Tomato Mozzarella Salad
|Buffalo/Low fat mozzarella||200 Gram (Paneer Can Be Used As A Substitute)|
|Pickled soft white onion slices||8|
|Italian herb dressing||1 Tablespoon|
|Basil leaves||1⁄2 Bunch (50 gm)|
|Extra virgin olive oil||2 Tablespoon|
|Seasoned tomato paste||1 Cup (16 tbs) (For Garnish)|
|Vinaigrette dressing||1 Tablespoon|
|Dijon mustard||1 Teaspoon|
|Red wine vinegar||2 Tablespoon|
|Olive oil||1⁄2 Cup (8 tbs)|
Arrange the tomato slices cut in half and pickled onion in overlapping layers on a platter. Drizzle with olive oil. Combine the Mozzarella pieces with olive oil and Italian dressing.Arrange the Mozzarella on top of the tomato and onion slices. Arrange the Basil leaves.

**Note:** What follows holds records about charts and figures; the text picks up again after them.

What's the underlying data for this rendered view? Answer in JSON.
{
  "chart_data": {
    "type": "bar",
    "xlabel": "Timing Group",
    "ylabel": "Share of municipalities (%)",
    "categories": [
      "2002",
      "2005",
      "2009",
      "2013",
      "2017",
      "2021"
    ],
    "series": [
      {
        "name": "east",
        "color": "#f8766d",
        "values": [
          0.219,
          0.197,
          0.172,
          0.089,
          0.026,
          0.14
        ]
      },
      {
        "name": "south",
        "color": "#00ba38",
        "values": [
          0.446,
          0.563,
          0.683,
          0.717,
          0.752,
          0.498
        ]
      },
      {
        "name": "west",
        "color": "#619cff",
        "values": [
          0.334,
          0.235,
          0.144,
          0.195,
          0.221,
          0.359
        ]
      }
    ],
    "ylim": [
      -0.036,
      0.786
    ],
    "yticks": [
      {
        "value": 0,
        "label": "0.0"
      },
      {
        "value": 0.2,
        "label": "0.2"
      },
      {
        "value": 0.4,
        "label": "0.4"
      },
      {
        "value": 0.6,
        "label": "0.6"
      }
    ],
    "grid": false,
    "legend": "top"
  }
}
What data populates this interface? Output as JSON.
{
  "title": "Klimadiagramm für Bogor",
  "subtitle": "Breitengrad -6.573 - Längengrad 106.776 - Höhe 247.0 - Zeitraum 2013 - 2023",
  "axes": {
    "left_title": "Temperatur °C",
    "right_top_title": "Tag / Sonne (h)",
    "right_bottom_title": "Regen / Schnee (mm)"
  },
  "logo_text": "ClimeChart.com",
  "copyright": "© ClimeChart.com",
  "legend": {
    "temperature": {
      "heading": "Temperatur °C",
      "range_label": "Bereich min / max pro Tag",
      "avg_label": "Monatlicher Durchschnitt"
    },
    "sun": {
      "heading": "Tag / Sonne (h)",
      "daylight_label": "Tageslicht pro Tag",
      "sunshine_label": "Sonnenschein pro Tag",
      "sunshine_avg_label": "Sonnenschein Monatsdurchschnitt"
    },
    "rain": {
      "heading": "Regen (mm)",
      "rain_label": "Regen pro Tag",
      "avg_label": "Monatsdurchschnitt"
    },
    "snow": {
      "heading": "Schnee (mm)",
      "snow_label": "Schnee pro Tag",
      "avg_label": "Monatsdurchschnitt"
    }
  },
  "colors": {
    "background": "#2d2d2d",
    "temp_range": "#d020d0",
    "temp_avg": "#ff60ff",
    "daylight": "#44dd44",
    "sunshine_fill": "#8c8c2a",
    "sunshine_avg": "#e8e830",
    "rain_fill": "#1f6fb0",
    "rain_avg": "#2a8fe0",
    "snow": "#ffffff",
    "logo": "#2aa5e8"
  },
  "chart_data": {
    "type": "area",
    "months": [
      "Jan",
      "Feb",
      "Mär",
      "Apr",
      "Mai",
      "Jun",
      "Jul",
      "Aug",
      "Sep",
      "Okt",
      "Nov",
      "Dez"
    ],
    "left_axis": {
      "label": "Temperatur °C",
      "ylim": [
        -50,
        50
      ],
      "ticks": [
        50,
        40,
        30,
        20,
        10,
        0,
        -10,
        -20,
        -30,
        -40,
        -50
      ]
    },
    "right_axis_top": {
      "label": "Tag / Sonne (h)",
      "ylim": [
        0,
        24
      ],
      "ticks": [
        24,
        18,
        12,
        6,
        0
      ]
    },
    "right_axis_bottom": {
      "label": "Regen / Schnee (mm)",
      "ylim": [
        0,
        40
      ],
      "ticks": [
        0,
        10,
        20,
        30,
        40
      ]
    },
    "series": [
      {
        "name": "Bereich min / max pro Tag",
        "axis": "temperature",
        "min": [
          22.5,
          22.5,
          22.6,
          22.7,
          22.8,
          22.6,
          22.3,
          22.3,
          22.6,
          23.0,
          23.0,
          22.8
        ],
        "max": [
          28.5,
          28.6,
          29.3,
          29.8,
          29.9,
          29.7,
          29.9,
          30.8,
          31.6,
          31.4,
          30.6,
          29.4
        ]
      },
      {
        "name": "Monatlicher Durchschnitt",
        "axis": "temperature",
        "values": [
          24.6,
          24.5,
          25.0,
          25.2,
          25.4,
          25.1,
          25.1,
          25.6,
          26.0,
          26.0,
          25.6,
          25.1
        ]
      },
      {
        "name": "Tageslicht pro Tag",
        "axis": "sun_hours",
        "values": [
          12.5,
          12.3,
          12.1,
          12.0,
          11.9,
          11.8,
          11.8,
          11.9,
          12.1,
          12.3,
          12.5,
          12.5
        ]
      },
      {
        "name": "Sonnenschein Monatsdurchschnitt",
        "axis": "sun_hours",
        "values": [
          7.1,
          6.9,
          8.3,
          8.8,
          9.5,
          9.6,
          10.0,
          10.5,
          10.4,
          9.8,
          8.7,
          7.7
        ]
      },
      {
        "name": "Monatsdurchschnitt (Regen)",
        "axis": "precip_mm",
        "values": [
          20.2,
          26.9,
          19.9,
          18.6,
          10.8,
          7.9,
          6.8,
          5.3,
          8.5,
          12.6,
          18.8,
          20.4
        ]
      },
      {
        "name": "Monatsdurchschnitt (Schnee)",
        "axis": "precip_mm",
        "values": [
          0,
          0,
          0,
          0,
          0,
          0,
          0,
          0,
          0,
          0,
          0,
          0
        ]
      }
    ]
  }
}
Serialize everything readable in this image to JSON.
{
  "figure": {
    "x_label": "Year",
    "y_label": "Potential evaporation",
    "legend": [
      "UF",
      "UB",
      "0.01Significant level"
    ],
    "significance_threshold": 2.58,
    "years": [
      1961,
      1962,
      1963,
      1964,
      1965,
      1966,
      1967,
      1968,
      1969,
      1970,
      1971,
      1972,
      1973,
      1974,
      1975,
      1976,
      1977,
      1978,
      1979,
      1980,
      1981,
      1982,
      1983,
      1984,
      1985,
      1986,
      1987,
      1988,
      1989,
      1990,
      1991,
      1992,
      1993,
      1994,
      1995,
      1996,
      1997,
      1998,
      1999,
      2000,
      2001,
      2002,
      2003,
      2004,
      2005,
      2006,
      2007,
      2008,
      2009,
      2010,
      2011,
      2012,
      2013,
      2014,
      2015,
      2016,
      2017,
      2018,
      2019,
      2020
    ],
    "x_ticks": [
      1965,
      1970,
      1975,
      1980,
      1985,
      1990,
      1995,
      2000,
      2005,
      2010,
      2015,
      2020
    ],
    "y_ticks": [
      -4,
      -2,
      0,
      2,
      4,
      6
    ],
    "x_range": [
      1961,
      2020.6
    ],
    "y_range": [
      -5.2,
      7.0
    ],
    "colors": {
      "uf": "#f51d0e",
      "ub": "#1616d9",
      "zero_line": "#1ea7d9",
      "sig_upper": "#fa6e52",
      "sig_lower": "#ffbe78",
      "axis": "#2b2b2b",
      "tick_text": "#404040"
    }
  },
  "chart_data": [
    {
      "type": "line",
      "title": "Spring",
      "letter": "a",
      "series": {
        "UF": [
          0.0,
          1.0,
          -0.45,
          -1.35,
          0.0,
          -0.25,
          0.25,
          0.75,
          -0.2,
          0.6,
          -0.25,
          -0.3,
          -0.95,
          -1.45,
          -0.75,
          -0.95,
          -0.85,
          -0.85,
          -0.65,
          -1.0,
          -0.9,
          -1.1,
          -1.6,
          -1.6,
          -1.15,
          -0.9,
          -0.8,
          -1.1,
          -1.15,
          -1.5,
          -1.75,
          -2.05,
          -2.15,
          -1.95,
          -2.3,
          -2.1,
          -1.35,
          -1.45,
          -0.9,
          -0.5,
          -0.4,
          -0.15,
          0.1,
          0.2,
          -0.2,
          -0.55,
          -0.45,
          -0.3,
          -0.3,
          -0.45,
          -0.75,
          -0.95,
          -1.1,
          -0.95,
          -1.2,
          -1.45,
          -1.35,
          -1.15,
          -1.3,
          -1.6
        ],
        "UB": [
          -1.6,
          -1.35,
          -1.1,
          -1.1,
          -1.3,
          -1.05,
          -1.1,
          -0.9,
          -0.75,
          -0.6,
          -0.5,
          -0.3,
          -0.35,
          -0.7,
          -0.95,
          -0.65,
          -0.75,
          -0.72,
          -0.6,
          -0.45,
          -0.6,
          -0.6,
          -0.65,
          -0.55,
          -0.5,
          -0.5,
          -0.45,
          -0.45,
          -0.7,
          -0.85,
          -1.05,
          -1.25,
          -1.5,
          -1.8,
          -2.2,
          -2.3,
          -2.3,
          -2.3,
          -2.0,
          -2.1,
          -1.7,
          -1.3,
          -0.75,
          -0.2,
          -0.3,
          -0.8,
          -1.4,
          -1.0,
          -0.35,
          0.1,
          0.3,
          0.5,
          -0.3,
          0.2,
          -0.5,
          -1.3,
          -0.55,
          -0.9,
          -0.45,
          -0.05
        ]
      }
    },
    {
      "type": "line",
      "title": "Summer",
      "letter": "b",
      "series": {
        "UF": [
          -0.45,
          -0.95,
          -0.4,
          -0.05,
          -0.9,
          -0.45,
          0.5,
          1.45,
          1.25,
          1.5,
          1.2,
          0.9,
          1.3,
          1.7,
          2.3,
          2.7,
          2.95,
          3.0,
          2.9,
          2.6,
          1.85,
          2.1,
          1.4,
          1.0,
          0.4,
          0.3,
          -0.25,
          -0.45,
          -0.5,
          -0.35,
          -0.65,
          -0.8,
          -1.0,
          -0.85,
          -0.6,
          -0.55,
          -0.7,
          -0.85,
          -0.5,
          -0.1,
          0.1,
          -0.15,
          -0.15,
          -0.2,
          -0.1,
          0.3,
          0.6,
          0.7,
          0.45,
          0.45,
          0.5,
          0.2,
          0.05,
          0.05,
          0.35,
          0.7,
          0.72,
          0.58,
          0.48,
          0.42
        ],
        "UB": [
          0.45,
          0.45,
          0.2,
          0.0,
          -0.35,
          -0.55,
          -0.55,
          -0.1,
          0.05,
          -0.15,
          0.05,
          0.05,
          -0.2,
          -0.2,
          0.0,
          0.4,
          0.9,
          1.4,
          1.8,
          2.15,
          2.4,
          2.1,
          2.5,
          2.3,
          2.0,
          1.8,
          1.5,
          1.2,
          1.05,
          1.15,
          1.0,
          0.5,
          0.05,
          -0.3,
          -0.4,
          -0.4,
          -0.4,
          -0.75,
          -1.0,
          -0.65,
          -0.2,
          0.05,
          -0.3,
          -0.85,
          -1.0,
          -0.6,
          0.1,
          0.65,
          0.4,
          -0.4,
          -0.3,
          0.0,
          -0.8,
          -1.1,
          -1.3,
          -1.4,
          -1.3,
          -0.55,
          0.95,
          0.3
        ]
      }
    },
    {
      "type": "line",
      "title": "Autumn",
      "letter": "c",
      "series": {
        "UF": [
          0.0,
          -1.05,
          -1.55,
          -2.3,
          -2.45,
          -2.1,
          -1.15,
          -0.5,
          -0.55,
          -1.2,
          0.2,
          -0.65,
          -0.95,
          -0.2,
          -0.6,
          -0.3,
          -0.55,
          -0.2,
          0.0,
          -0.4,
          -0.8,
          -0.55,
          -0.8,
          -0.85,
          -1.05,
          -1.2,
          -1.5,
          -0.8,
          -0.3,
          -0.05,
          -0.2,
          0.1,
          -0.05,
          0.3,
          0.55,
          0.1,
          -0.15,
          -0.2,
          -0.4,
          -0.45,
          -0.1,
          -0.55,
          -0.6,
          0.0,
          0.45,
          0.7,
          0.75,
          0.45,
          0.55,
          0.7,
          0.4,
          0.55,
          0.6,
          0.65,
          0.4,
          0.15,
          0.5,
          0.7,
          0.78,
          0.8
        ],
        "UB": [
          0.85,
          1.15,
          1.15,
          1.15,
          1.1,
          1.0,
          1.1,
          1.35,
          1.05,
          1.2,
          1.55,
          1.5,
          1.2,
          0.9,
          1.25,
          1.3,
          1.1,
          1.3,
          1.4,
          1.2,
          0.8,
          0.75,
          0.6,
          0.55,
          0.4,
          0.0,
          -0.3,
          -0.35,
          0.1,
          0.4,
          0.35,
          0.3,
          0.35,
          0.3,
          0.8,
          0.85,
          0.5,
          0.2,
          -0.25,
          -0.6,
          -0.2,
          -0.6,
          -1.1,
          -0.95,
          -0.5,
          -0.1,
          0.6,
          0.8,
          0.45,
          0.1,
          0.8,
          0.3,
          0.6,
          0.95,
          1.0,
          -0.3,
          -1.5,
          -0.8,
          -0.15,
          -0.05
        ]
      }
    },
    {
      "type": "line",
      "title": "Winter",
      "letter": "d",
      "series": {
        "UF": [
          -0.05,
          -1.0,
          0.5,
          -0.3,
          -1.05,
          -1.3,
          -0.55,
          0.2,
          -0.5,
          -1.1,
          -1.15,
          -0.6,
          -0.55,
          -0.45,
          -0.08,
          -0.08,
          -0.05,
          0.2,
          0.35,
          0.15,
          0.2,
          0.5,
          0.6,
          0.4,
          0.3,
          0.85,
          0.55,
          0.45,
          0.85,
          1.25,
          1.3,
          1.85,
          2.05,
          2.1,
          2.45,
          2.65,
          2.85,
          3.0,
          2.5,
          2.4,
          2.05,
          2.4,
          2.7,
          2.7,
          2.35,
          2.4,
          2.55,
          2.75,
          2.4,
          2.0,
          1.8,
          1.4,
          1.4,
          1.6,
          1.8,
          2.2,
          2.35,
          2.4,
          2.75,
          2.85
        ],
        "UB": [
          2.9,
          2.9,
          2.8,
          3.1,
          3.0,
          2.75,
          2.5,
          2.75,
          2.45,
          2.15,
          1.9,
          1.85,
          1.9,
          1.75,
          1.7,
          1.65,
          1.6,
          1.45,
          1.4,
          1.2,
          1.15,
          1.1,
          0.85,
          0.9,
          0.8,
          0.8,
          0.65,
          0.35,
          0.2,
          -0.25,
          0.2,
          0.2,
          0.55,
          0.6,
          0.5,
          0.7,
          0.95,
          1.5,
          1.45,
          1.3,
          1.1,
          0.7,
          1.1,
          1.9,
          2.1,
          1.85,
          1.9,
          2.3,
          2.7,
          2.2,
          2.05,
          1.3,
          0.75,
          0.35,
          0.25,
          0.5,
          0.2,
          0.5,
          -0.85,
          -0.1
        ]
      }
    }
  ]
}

Combine the Vinegrette dressing ingredients, mixing well. Drizzle the dressing over the salad and let marinate for 1 to 2 hours or serve at once. Right before serving drizzle vinaigrette over salad and top with a dollop of Italian herb flavoured tomato paste.
Vinaigrette: Whisk all ingredients except olive oil. When thoroughly mixed drizzle in olive oil. (Keep whisking.)